Conjointement, le 4ème soutien est une aide de rénovation à l’hectare de 7150€, mise en place pour compenser, par l’extension des parcelles, le pourcentage de production irrémédiablement perdu à cause du Cynips. Cette aide concernera une surface équivalente à 20 % maximum de la surface exploitée en AOC par chaque producteur, soit 115 ha prévus sur 5 ans.
Le montant total de ces actions atteindra 4,4 millions € sur la période 2013/2019.
N. M.
Jean-Louis Luciani : « Sans plan exceptionnel de sauvegarde, la filière va disparaître »
- Pourquoi un plan d’action exceptionnel ?
- Nous sommes dans le cadre d’une situation exceptionnelle. Il faut donc mettre en œuvre un plan exceptionnel de sauvegarde, sinon cette activité va disparaître. Toute la Corse va être touchée. Les moyens de lutte, qui sont en action aujourd’hui, en l’occurrence le Torymus, prendront plusieurs années pour donner des résultats. Comment un producteur peut-il continuer à rester actif pendant la durée de traitement, soit 4 ou 6 ans, alors qu’il n’aura plus du tout de production, donc plus de revenus ? Si on ne fait rien, dans quelques années, il n’y aura plus de production de châtaignes et de farine de châtaigne en Corse. Toute cette filière, qui s’est structurée au fil du temps, qui a fait un travail considérable, qui a bénéficié d’AOC et d’AOP, qui augmente régulièrement sa production depuis une dizaine d’années, va s’effondrer brutalement. Ce produit emblématique pour la Corse va disparaître. D’où l’idée de ce plan exceptionnel que l’on va devoir notifier à Bruxelles.
- Pourquoi Bruxelles ?
- Qui dit : mesures exceptionnelles, dit : notifications à la Commission européenne. Il faut que l’Etat nous accompagne sur cette notification et soutienne notre revendication légitime d’aide à la filière castanéicole.
- La production va-t-elle, quand même, s’effondrer malgré votre plan d’action ?
- La production va diminuer fortement et, probablement même, disparaître pendant plusieurs années. C’est, en tous cas, ce que montre l’étude réalisée en Italie, qui a une antériorité de plus de 10 ans et où la production est tombée quasiment à zéro. Et surtout, après la lutte qui a duré plusieurs années, presque 6 ans, le niveau de production antérieure n’a jamais été retrouvé. L’exploitant ne retrouverait, après la maladie, qu’au plus 75 % de son niveau de production. Il y aura donc une perte de production importante.
- Comment y remédier ?
- Le plan d’action, que nous conduisons, table sur l’idée de travailler sur des châtaigneraies qui, aujourd’hui, ne sont pas exploitées, afin que le producteur retrouve sur des parcelles plus grandes, son niveau de production d’avant le Cynips. L’idée est de financer le producteur pour qu’il reste actif le temps de la maladie, qu’il continue d’entretenir ses propriétés, ce qui est indispensable vu l’état des arbres, et qu’il rénove aussi une partie des nombreuses châtaigneraies inexploitées.

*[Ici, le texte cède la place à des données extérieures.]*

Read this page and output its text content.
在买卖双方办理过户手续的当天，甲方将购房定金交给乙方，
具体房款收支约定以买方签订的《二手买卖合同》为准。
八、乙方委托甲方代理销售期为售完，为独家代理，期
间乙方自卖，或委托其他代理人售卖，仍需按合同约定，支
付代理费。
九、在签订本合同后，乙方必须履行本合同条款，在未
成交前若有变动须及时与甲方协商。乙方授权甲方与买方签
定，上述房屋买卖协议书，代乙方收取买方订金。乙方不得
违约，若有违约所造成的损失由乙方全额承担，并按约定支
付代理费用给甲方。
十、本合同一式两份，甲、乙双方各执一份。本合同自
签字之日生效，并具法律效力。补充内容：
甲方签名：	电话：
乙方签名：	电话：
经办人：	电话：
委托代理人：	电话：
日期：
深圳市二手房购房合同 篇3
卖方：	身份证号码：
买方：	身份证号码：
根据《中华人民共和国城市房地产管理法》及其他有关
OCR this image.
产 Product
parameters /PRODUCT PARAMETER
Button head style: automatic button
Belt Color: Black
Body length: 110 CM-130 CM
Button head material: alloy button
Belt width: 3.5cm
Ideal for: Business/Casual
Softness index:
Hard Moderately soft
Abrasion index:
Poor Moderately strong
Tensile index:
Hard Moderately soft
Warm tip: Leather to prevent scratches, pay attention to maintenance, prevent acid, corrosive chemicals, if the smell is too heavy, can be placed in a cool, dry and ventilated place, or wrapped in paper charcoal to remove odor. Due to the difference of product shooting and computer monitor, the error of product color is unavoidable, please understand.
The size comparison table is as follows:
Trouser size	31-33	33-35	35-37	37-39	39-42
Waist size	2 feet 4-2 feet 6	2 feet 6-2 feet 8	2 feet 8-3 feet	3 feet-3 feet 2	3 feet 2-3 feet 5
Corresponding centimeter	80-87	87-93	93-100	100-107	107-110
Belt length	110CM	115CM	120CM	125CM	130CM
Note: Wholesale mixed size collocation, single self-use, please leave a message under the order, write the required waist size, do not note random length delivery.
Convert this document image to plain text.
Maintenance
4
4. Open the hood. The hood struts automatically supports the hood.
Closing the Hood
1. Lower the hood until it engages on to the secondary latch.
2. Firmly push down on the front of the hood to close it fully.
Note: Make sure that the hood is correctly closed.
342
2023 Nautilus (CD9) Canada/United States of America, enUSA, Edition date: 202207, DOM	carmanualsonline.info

- La Corse est-elle la seule région française touchée ?
- Non. Cette maladie vient de plants importés d’Italie. Elle commence à toucher le Sud de la France. Le GRPTCMC (Groupement régional des producteurs et transformateurs de châtaignes et de marrons corses) s’est associé à un groupement national qui s’est constitué, il y a quelques temps, et qui va tenir son assemblée générale à l’occasion de la foire de Bocognano. Le but de cette approche commune est de parvenir à une prise de conscience, au niveau national, des autres régions productrices de châtaignes et de farine de châtaigne qui, inévitablement, seront toutes impactées par le Cynips.